My karate Sensei used to say that practice does not necessarily make perfect. Only good practice makes perfect.
This still resonates with me as it aligns with a Total Quality Management focus on knowledge, rather than experience, as the key factor in making employees and management more effective within a business.
According to the Australian Workforce and Productivity Agency, the vast majority of people working in retail belong to the young generation. They tend to be clustered in sales roles whilst older workers tend to be found in management roles, reflecting natural career progression. Yet, some of the young people have serious ambition to progress within the retail industry and do it faster than just by growing older. Unfortunately, in Australia most have to learn on the job rather than through knowledge-based processes.
The Australian Workforce and Productivity Agency says only 37 per cent of retail workers have a post-school qualification compared to an all-industry figure of 60 per cent. This might partially reflect the age profile of the industry as many of the younger people still continue at school or pursue their first post-school qualification in parallel with their retail jobs. It also seems to reflect the fact that many employers in retail dismiss qualifications as irrelevant and recruit on the basis of personal attributes and previous experience.

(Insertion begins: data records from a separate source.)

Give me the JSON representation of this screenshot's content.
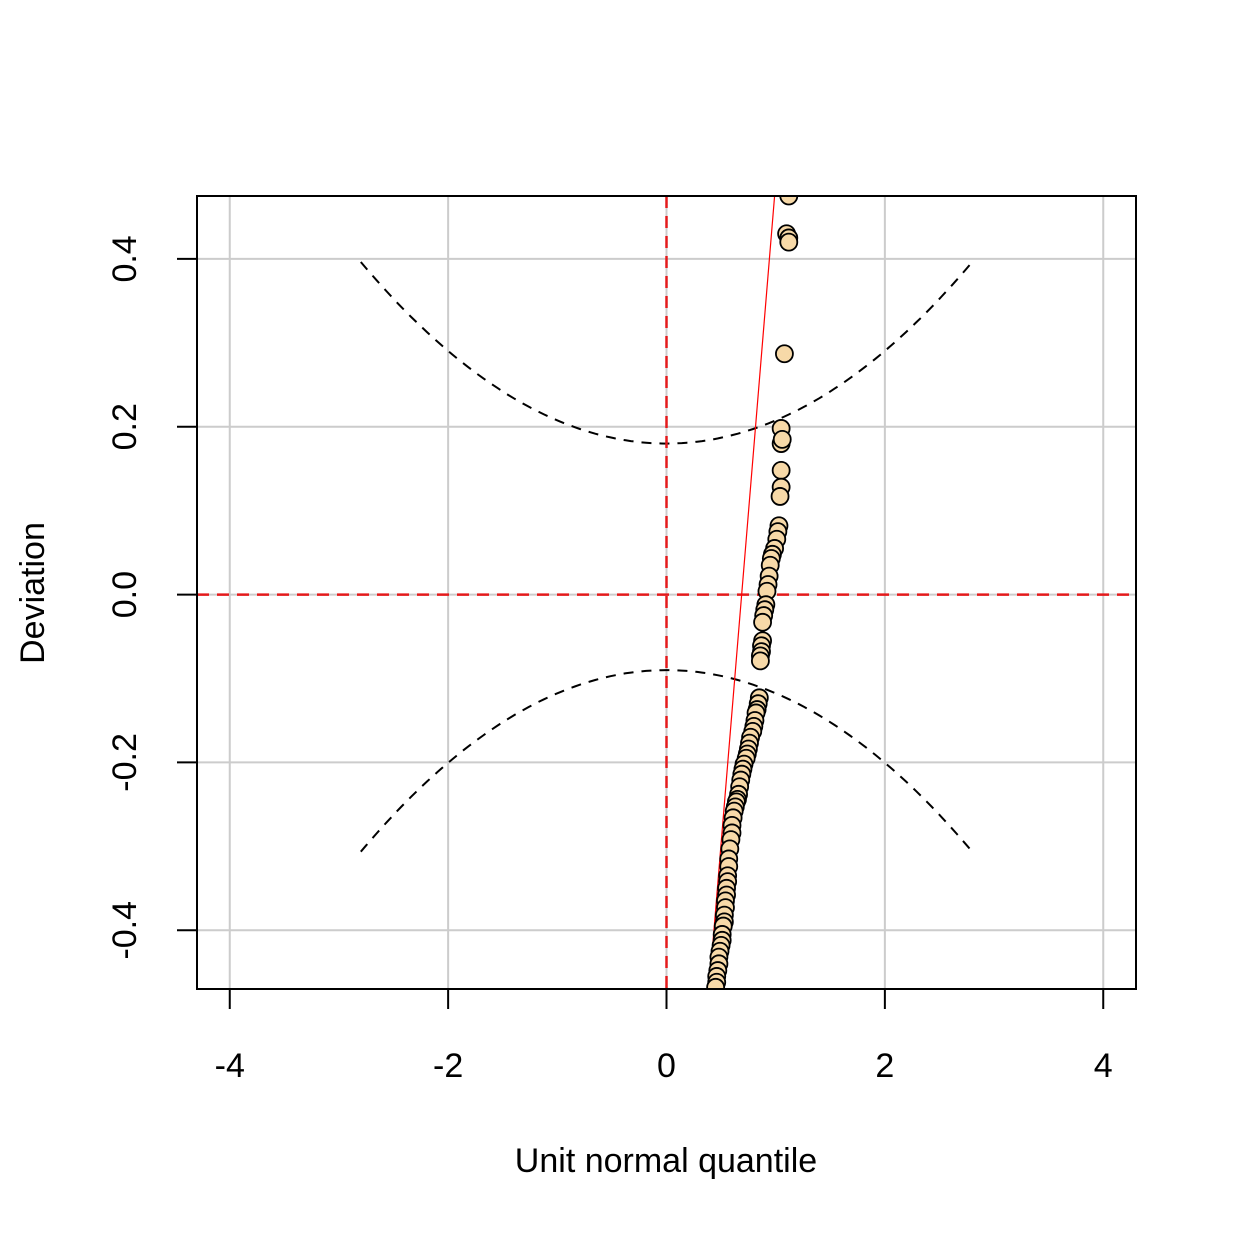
{
  "chart_data": {
    "type": "scatter",
    "title": "",
    "xlabel": "Unit normal quantile",
    "ylabel": "Deviation",
    "xlim": [
      -4.3,
      4.3
    ],
    "ylim": [
      -0.47,
      0.475
    ],
    "grid": true,
    "x_ticks": [
      {
        "value": -4,
        "label": "-4"
      },
      {
        "value": -2,
        "label": "-2"
      },
      {
        "value": 0,
        "label": "0"
      },
      {
        "value": 2,
        "label": "2"
      },
      {
        "value": 4,
        "label": "4"
      }
    ],
    "y_ticks": [
      {
        "value": -0.4,
        "label": "-0.4"
      },
      {
        "value": -0.2,
        "label": "-0.2"
      },
      {
        "value": 0.0,
        "label": "0.0"
      },
      {
        "value": 0.2,
        "label": "0.2"
      },
      {
        "value": 0.4,
        "label": "0.4"
      }
    ],
    "reference_lines": {
      "color": "#e41a1c",
      "vertical_x": 0,
      "horizontal_y": 0
    },
    "fit_line": {
      "color": "#ff0000",
      "points": [
        [
          0.39,
          -0.47
        ],
        [
          0.99,
          0.475
        ]
      ]
    },
    "confidence_band": {
      "color": "#000000",
      "center": 0.09,
      "offset": 0.09,
      "curvature": 0.0276,
      "x_range": [
        -2.8,
        2.8
      ]
    },
    "point_fill": "#f7d9a8",
    "point_stroke": "#000000",
    "points": [
      [
        1.12,
        0.475
      ],
      [
        1.1,
        0.43
      ],
      [
        1.12,
        0.425
      ],
      [
        1.12,
        0.42
      ],
      [
        1.08,
        0.287
      ],
      [
        1.05,
        0.198
      ],
      [
        1.05,
        0.18
      ],
      [
        1.06,
        0.185
      ],
      [
        1.05,
        0.148
      ],
      [
        1.05,
        0.128
      ],
      [
        1.04,
        0.117
      ],
      [
        1.03,
        0.082
      ],
      [
        1.02,
        0.075
      ],
      [
        1.01,
        0.066
      ],
      [
        0.99,
        0.055
      ],
      [
        0.97,
        0.048
      ],
      [
        0.96,
        0.043
      ],
      [
        0.95,
        0.035
      ],
      [
        0.94,
        0.022
      ],
      [
        0.93,
        0.012
      ],
      [
        0.92,
        0.004
      ],
      [
        0.91,
        -0.012
      ],
      [
        0.9,
        -0.018
      ],
      [
        0.89,
        -0.025
      ],
      [
        0.88,
        -0.033
      ],
      [
        0.88,
        -0.055
      ],
      [
        0.87,
        -0.061
      ],
      [
        0.87,
        -0.068
      ],
      [
        0.86,
        -0.073
      ],
      [
        0.86,
        -0.079
      ],
      [
        0.85,
        -0.123
      ],
      [
        0.84,
        -0.13
      ],
      [
        0.83,
        -0.137
      ],
      [
        0.82,
        -0.141
      ],
      [
        0.81,
        -0.15
      ],
      [
        0.8,
        -0.157
      ],
      [
        0.79,
        -0.163
      ],
      [
        0.77,
        -0.17
      ],
      [
        0.76,
        -0.177
      ],
      [
        0.75,
        -0.184
      ],
      [
        0.74,
        -0.19
      ],
      [
        0.73,
        -0.195
      ],
      [
        0.71,
        -0.202
      ],
      [
        0.7,
        -0.208
      ],
      [
        0.69,
        -0.214
      ],
      [
        0.68,
        -0.221
      ],
      [
        0.67,
        -0.229
      ],
      [
        0.66,
        -0.238
      ],
      [
        0.65,
        -0.244
      ],
      [
        0.64,
        -0.247
      ],
      [
        0.63,
        -0.253
      ],
      [
        0.62,
        -0.258
      ],
      [
        0.61,
        -0.266
      ],
      [
        0.6,
        -0.275
      ],
      [
        0.6,
        -0.284
      ],
      [
        0.59,
        -0.292
      ],
      [
        0.58,
        -0.303
      ],
      [
        0.57,
        -0.315
      ],
      [
        0.57,
        -0.324
      ],
      [
        0.56,
        -0.335
      ],
      [
        0.56,
        -0.342
      ],
      [
        0.55,
        -0.35
      ],
      [
        0.55,
        -0.358
      ],
      [
        0.54,
        -0.365
      ],
      [
        0.54,
        -0.373
      ],
      [
        0.53,
        -0.382
      ],
      [
        0.53,
        -0.39
      ],
      [
        0.52,
        -0.395
      ],
      [
        0.51,
        -0.405
      ],
      [
        0.51,
        -0.412
      ],
      [
        0.5,
        -0.418
      ],
      [
        0.49,
        -0.425
      ],
      [
        0.48,
        -0.432
      ],
      [
        0.48,
        -0.44
      ],
      [
        0.47,
        -0.448
      ],
      [
        0.46,
        -0.455
      ],
      [
        0.46,
        -0.462
      ],
      [
        0.45,
        -0.468
      ]
    ]
  }
}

The later tendency creates a self-perpetuating high staff turnover environment. Combined with the lack of long term focus from the employees and from the employers, it creates a truly casual employment relationship. Yet, the retailers would love to increase their staff retention, and many of the employees would stay in retail if real career opportunities were given to them.
To achieve longer term engagements, someone needs to break the vicious circle and it has to be the employers. They need to recognise that staff development can be crucial for staff retention, but as my Sensei said: it will have to be the right kind of staff development. It has to be structured and knowledge-based rather than mere on-the-job training where the employees learn to do their jobs from their managers.
Companies such as UPS, or United Parcel Service, have a policy that gives employees a shot at upward mobility within the firm. It’s a policy that came to the attention of the Harvard Business Review which noted that more than three quarters of UPS’ 44,000 managers and most of its vice presidents began their careers loading or driving trucks. A solid career path creates a good incentive to stay, but a multi-pronged approach must be put in place.
For example, a 2010 McKinsey study found that money alone won’t do the trick. Good personal management from business leaders, promotion opportunities, and most importantly chances to join fast-track management programs must operate in unison to increase retention. Formal training and structured personal development must be a core part of the package.
Employers in two minds about setting up a structured development program need to reconsider their approach to ROI, or return on investment from staff development. Organisations which cannot perform such calculations over periods longer than 12 months have a problem. Knowledge-based programs require years to produce results, but the results can be awesome. They get reflected in improved customer satisfaction, improved store productivity and ultimately become visible through increases in the bottom line.
The Australian Workforce and Productivity Agency commented that without a change things will get worse, as the demands on the skill levels in retail will grow:
“As retail environments introduce greater levels of technology, there is an expectation that sales staff will have a deeper level of product knowledge, as well as advanced problem-solving skills and digital literacy. There is also a growing need for staff to have data analysis skills to understand and respond to the preferences of individual customers, and to have the specialist skills required to access, design and implement new technology solutions.
“Sales staff will also need more sophisticated interpersonal skills and the capacity to provide a unique and compelling experience for customers.”
Two pillars of sound management practice were created in 1980s, and I suggest that any retailer who seriously wants to boost their business incorporate them in their structured training programs: TQM (or Total Quality Management) and Requisite Organisation approach to personnel management. Obviously, those in charge must master these concepts first and assistance from TQM / RO specialists will most likely be required.
Any real (rather than trifling) change within an organisation requires marshalling the management through stages: first study to understand the new approach, leading to the adoption of new vocabulary and consequently a new way of thinking. Then better decisions and actions will follow.
In parallel, training programs should be designed for the team, kicking in when the company takes people on board as they join the organisation. They must be trained in particular tasks and roles, but equally importantly they must be educated in the true meaning of corporate values. Once a new employee finds his or her way around and starts functioning well in their role, career-oriented development can start, through formal personal and business skills development programs.
In this process staff will also experience growing empowerment to continually look for ways to improve business processes and let management know all about it, without fear. Staff will feel encouraged to challenge the old ways of doing things and propose new solutions. That makes more sense in the retail industry than anywhere else: front line employees have the direct contact with customers.
So, if you want great results from people in your business, start now to engage them with the medium to long term in mind – short fixes in the personnel space do not work. Don’t be too concerned about the time this will take. The future will arrive sooner than you think.